Day 202– October 28, 2014

I started late in life. While high school classmates convened covertly for beer and dates, I spent weekend nights at home lying on my bed, staring at the ceiling. I had neither many friends nor a car to visit them. Instead, I busied myself alone with miniature-figure painting and computer-game programming.

Because I spent teenage years wishing for excitement, now over forty I still seek the middle of the action, the eye of the hurricane. While many high school classmates have married, had children, divorced and now retire to ennui in the country, I’m still going out to parties, building new projects, and throwing myself into the new.

I am a late bloomer. At the tricks play out, I enjoy my hand of cards. I’m glad not to hang out with high school classmates to wax nostalgic over that one football game twenty-five years ago or that other time long ago we bought a six pack and drank most of it.
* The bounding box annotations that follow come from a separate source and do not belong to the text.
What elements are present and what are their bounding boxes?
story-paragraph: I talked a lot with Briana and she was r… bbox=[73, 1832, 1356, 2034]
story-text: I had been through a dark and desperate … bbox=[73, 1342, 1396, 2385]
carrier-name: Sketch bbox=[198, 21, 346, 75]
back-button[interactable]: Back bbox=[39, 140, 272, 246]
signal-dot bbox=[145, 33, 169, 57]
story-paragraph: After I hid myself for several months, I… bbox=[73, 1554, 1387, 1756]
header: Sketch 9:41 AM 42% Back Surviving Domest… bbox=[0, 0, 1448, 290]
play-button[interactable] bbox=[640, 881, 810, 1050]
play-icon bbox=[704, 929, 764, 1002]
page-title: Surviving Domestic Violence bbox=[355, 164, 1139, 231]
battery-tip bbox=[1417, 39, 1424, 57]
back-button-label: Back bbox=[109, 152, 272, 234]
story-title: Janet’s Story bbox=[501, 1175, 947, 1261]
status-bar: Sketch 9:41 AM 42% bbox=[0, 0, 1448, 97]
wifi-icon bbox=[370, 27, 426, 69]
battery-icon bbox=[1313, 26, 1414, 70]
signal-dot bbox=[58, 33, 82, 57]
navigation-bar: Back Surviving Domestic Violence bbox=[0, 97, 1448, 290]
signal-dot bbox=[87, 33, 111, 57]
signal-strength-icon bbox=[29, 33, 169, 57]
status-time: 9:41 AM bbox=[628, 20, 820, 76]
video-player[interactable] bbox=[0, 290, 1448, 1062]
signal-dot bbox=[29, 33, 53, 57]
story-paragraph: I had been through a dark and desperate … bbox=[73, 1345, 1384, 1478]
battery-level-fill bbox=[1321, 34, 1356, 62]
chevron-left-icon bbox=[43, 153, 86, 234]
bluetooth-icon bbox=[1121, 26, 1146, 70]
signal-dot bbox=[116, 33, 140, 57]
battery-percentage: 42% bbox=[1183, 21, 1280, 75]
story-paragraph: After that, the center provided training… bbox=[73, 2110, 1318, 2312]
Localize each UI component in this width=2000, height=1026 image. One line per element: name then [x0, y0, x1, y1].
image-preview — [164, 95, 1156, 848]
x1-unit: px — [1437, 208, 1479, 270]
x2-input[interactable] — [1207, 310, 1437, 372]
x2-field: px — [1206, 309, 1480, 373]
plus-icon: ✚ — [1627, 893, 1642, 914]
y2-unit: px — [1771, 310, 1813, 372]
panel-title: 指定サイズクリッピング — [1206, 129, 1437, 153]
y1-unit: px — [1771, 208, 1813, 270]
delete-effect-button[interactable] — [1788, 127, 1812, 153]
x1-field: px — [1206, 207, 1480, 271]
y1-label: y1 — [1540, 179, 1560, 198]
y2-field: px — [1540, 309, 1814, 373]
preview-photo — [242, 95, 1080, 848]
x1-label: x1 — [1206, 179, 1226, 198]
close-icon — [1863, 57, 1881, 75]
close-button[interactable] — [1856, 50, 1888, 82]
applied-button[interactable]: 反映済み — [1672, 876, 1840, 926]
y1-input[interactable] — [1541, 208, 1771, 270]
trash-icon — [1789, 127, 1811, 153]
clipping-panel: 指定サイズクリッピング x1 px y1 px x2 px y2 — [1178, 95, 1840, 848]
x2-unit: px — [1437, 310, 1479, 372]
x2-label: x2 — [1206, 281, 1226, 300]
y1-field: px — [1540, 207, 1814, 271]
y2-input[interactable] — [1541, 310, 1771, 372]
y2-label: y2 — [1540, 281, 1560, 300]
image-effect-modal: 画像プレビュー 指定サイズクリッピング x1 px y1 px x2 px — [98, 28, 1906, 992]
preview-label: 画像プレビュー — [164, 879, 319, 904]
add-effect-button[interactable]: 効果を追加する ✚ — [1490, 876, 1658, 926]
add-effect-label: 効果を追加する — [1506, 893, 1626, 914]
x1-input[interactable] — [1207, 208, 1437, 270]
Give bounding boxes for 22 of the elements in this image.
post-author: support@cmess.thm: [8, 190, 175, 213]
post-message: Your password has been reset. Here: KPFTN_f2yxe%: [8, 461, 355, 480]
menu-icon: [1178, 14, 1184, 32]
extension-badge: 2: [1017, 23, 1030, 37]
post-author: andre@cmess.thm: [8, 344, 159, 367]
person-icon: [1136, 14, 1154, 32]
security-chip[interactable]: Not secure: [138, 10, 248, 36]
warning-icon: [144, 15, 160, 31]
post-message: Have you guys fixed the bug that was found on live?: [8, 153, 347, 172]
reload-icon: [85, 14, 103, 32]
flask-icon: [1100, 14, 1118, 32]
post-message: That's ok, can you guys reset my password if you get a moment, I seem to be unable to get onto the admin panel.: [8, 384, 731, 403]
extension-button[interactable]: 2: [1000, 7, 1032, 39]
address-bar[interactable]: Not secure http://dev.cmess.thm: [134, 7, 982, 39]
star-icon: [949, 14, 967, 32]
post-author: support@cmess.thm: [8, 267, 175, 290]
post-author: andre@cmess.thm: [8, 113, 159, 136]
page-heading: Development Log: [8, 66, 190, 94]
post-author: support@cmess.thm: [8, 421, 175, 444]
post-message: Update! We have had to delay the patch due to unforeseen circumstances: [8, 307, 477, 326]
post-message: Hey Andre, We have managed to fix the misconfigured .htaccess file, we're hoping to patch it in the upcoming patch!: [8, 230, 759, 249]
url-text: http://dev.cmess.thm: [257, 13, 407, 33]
I picked San Francisco for its never-ending bounty of accessible, interesting things to do. I live in the center of that hurricane. Some weekends (months!) are too full. Dull moments are rare and cherished.

I’m slowing down. I select better what, where, and when I do. I don’t need many more drinks at a bar. Closing the circle, I enjoy now a decadent weekend night at home because I choose that. I no longer need to see everything.

Most of my friends are also late bloomers. Ruben missed the zaniness of college by boarding at his parents’ house. He did not start drinking until he was twenty-four, and now he’s almost an expert and may get there someday. AJ attended a crummy high school so he reaches out to kindred spirits.

I’m 42 and feel like 22. On buying a bottle of champagne, before noon on a Saturday, the convenience store clerk asked for my ID. As Ruben says, “I have 99 problems, but age is not one of them.”